Demarest also outlined the cyber threat landscape noting a number of issues including:
- "Botnets, which can harness the power of an enormous web of computers for malicious purposes, continue to evolve as well. As I speak, estimates place the total damages caused by botnets at more than $9 billion in losses to U.S. victims and over $110 billion in losses worldwide. Approximately 500 million computers are infected globally per year--translating to 18 victims per second. As botnets become more sophisticated, our techniques must evolve to keep pace. The FBI and our partners may take down one botnet, for example, but coders may alter code and rebuild their bots in fairly short order. The power and scale of botnets is particularly worth noting, as botnets have been used to attack the financial sector through DDoS attacks, and the FBI has been deeply involved in preventing such attacks and in keeping such attacks from inflicting lasting damage."
- Vulnerabilities in mobile banking pose another new and highly sophisticated danger, as mobile banking vulnerabilities may exist on mobile devices that are not patched, and malware can be developed to specifically target the use of mobile devices. One example of this type of vulnerability is the Zeus-in-the-Middle malware, a mobile version of the GameOver Zeus malware, which itself was one of the most sophisticated types of malware the FBI ever attempted to disrupt. GameOver Zeus was designed to steal banking credentials that criminals could then use to initiate or redirect wire transfers to overseas bank accounts.

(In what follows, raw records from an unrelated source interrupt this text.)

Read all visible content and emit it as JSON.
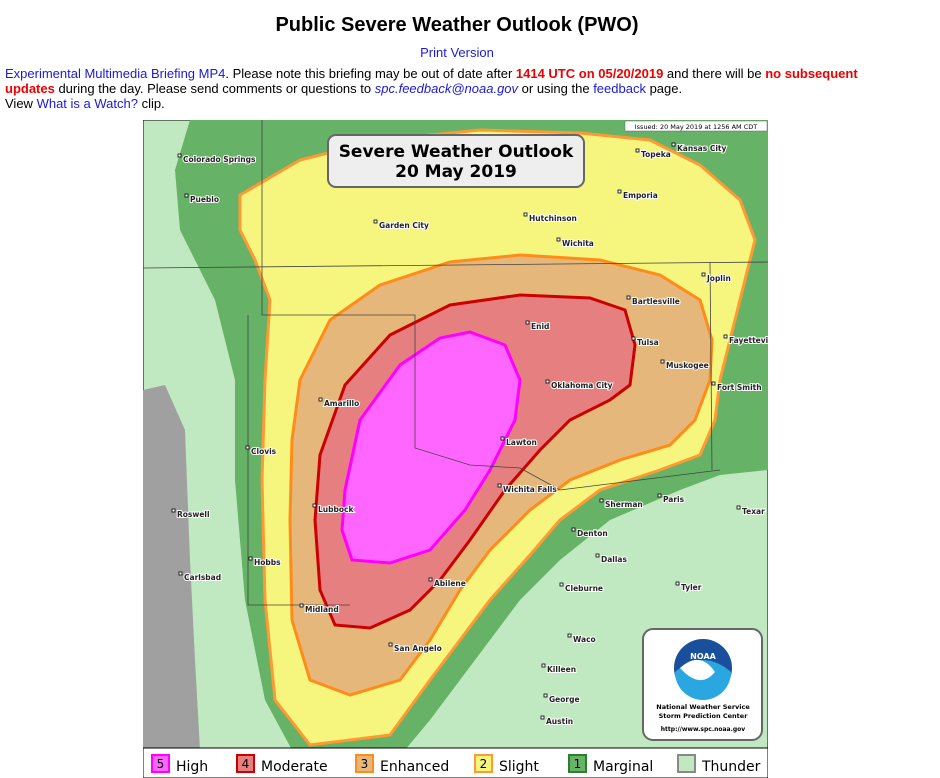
{
  "header": {
    "title": "Public Severe Weather Outlook (PWO)",
    "print_link": "Print Version"
  },
  "notice": {
    "briefing_link": "Experimental Multimedia Briefing MP4",
    "text_1": ". Please note this briefing may be out of date after ",
    "time": "1414 UTC on 05/20/2019",
    "text_2": " and there will be ",
    "no_updates": "no subsequent updates",
    "text_3": " during the day. Please send comments or questions to ",
    "email": "spc.feedback@noaa.gov",
    "text_4": " or using the ",
    "feedback_link": "feedback",
    "text_5": " page.",
    "view_text": "View ",
    "watch_link": "What is a Watch?",
    "text_6": " clip."
  },
  "map": {
    "title": "Severe Weather Outlook",
    "date": "20 May 2019",
    "issued": "Issued: 20 May 2019 at 1256 AM CDT",
    "cities": [
      "Colorado Springs",
      "Pueblo",
      "Garden City",
      "Hutchinson",
      "Wichita",
      "Topeka",
      "Kansas City",
      "Emporia",
      "Joplin",
      "Bartlesville",
      "Enid",
      "Tulsa",
      "Fayetteville",
      "Muskogee",
      "Fort Smith",
      "Oklahoma City",
      "Amarillo",
      "Lawton",
      "Clovis",
      "Wichita Falls",
      "Sherman",
      "Paris",
      "Texar",
      "Roswell",
      "Lubbock",
      "Denton",
      "Dallas",
      "Tyler",
      "Hobbs",
      "Carlsbad",
      "Cleburne",
      "Abilene",
      "Midland",
      "Waco",
      "San Angelo",
      "Killeen",
      "George",
      "Austin"
    ],
    "logo": {
      "text": "NOAA",
      "line1": "National Weather Service",
      "line2": "Storm Prediction Center",
      "url": "http://www.spc.noaa.gov"
    },
    "legend": [
      {
        "num": "5",
        "label": "High"
      },
      {
        "num": "4",
        "label": "Moderate"
      },
      {
        "num": "3",
        "label": "Enhanced"
      },
      {
        "num": "2",
        "label": "Slight"
      },
      {
        "num": "1",
        "label": "Marginal"
      },
      {
        "label": "Thunder"
      }
    ]
  }
}
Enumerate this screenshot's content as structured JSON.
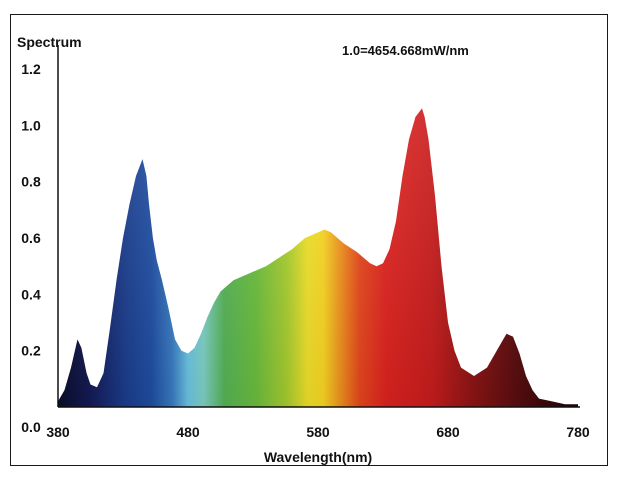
{
  "chart_data": {
    "type": "area",
    "title": "",
    "ylabel": "Spectrum",
    "xlabel": "Wavelength(nm)",
    "annotation": "1.0=4654.668mW/nm",
    "xlim": [
      380,
      780
    ],
    "ylim": [
      0,
      1.2
    ],
    "xticks": [
      "380",
      "480",
      "580",
      "680",
      "780"
    ],
    "yticks": [
      "0.0",
      "0.2",
      "0.4",
      "0.6",
      "0.8",
      "1.0",
      "1.2"
    ],
    "grid": false,
    "fill": "wavelength-rainbow",
    "series": [
      {
        "x": [
          380,
          385,
          390,
          395,
          398,
          402,
          405,
          410,
          415,
          420,
          425,
          430,
          435,
          440,
          445,
          448,
          450,
          453,
          456,
          460,
          465,
          470,
          475,
          480,
          485,
          490,
          495,
          500,
          505,
          510,
          515,
          520,
          525,
          530,
          540,
          550,
          560,
          570,
          580,
          585,
          590,
          600,
          610,
          620,
          625,
          630,
          635,
          640,
          645,
          650,
          655,
          660,
          662,
          665,
          670,
          675,
          680,
          685,
          690,
          700,
          710,
          720,
          725,
          730,
          735,
          740,
          745,
          750,
          760,
          770,
          780
        ],
        "y": [
          0.02,
          0.06,
          0.14,
          0.24,
          0.21,
          0.12,
          0.08,
          0.07,
          0.12,
          0.28,
          0.45,
          0.6,
          0.72,
          0.82,
          0.88,
          0.82,
          0.72,
          0.6,
          0.52,
          0.45,
          0.35,
          0.24,
          0.2,
          0.19,
          0.21,
          0.26,
          0.32,
          0.37,
          0.41,
          0.43,
          0.45,
          0.46,
          0.47,
          0.48,
          0.5,
          0.53,
          0.56,
          0.6,
          0.62,
          0.63,
          0.62,
          0.58,
          0.55,
          0.51,
          0.5,
          0.51,
          0.56,
          0.66,
          0.82,
          0.95,
          1.03,
          1.06,
          1.03,
          0.95,
          0.75,
          0.5,
          0.3,
          0.2,
          0.14,
          0.11,
          0.14,
          0.22,
          0.26,
          0.25,
          0.19,
          0.11,
          0.06,
          0.03,
          0.02,
          0.01,
          0.01
        ]
      }
    ]
  }
}
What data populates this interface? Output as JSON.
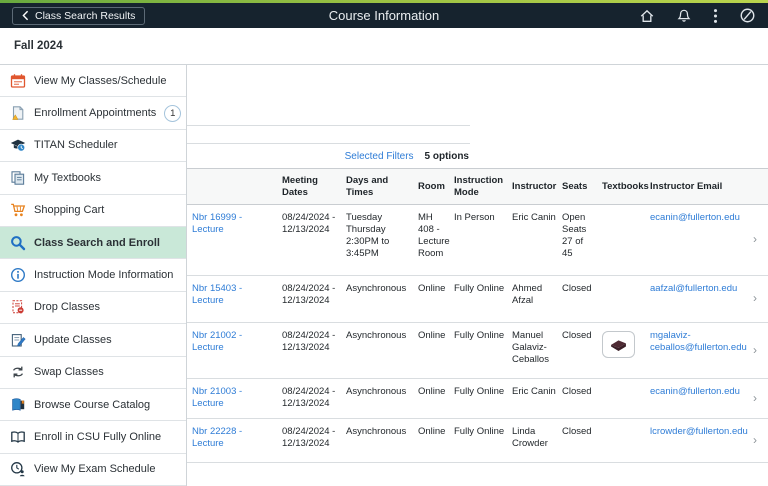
{
  "header": {
    "back_label": "Class Search Results",
    "title": "Course Information"
  },
  "term": "Fall 2024",
  "sidebar": {
    "items": [
      {
        "label": "View My Classes/Schedule",
        "icon": "calendar"
      },
      {
        "label": "Enrollment Appointments",
        "icon": "enrollment-doc",
        "badge": "1"
      },
      {
        "label": "TITAN Scheduler",
        "icon": "grad-cap"
      },
      {
        "label": "My Textbooks",
        "icon": "pages"
      },
      {
        "label": "Shopping Cart",
        "icon": "cart"
      },
      {
        "label": "Class Search and Enroll",
        "icon": "magnifier",
        "selected": true
      },
      {
        "label": "Instruction Mode Information",
        "icon": "info"
      },
      {
        "label": "Drop Classes",
        "icon": "drop-doc"
      },
      {
        "label": "Update Classes",
        "icon": "edit-doc"
      },
      {
        "label": "Swap Classes",
        "icon": "swap-arrows"
      },
      {
        "label": "Browse Course Catalog",
        "icon": "catalog-book"
      },
      {
        "label": "Enroll in CSU Fully Online",
        "icon": "open-book"
      },
      {
        "label": "View My Exam Schedule",
        "icon": "exam-clock"
      }
    ]
  },
  "filters": {
    "selected_filters_label": "Selected Filters",
    "options_count": "5 options"
  },
  "table": {
    "columns": [
      "",
      "Meeting Dates",
      "Days and Times",
      "Room",
      "Instruction Mode",
      "Instructor",
      "Seats",
      "Textbooks",
      "Instructor Email"
    ],
    "rows": [
      {
        "class_link": "Nbr 16999 - Lecture",
        "meeting_dates": "08/24/2024 - 12/13/2024",
        "days_times": "Tuesday Thursday 2:30PM to 3:45PM",
        "room": "MH 408 - Lecture Room",
        "instruction_mode": "In Person",
        "instructor": "Eric Canin",
        "seats": "Open Seats 27 of 45",
        "has_textbook_button": false,
        "email": "ecanin@fullerton.edu"
      },
      {
        "class_link": "Nbr 15403 - Lecture",
        "meeting_dates": "08/24/2024 - 12/13/2024",
        "days_times": "Asynchronous",
        "room": "Online",
        "instruction_mode": "Fully Online",
        "instructor": "Ahmed Afzal",
        "seats": "Closed",
        "has_textbook_button": false,
        "email": "aafzal@fullerton.edu"
      },
      {
        "class_link": "Nbr 21002 - Lecture",
        "meeting_dates": "08/24/2024 - 12/13/2024",
        "days_times": "Asynchronous",
        "room": "Online",
        "instruction_mode": "Fully Online",
        "instructor": "Manuel Galaviz-Ceballos",
        "seats": "Closed",
        "has_textbook_button": true,
        "email": "mgalaviz-ceballos@fullerton.edu"
      },
      {
        "class_link": "Nbr 21003 - Lecture",
        "meeting_dates": "08/24/2024 - 12/13/2024",
        "days_times": "Asynchronous",
        "room": "Online",
        "instruction_mode": "Fully Online",
        "instructor": "Eric Canin",
        "seats": "Closed",
        "has_textbook_button": false,
        "email": "ecanin@fullerton.edu"
      },
      {
        "class_link": "Nbr 22228 - Lecture",
        "meeting_dates": "08/24/2024 - 12/13/2024",
        "days_times": "Asynchronous",
        "room": "Online",
        "instruction_mode": "Fully Online",
        "instructor": "Linda Crowder",
        "seats": "Closed",
        "has_textbook_button": false,
        "email": "lcrowder@fullerton.edu"
      }
    ]
  },
  "colors": {
    "navbar_bg": "#16232e",
    "brand_strip": "#9cc243",
    "selected_item_bg": "#c9e8d8",
    "link_blue": "#2e7cd6"
  }
}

- All told, the malware infected over 1 million computers worldwide and caused over $100 million in estimated losses. Zeus-in-the-Middle has not caused the same level of damage or losses as GameOver Zeus, but its very existence illustrates the risk posed to mobile platforms, where devices can be infected by malicious apps or via spear phishing e-mails, and which can then enable cyber criminals to utilize the banking credentials of targeted users on a grand scale. Current open source reporting suggests that Android OS devices remain a prime target for mobile malware--according to the 2014 Cisco Annual Security Report, for example, 99% of mobile malware in 2013 targeted the Android platform, Demarest stated.
- Recent high-profile attacks, such as those on eBay, Sony, J.P. Morgan Chase, and others, highlight vulnerabilities in some of our nation's largest companies. Regarding the threats to the financial sector in particular, such threats range in complexity, and we continue to work closely with the Secret Service, DHS, and other partners across the government. Point of sale thefts, also known as POS scams, for example, are not new, but continue to pose serious threats to the financial services industry. According to Verizon's 2014 Data Breach Investigations Report, the physical installation of a "skimmer" on an ATM, gas pump, or POS terminal to read credit card data has targeted ATMs with an overwhelming specificity--87% of skimming attacks in 2013, for example, were on ATMs.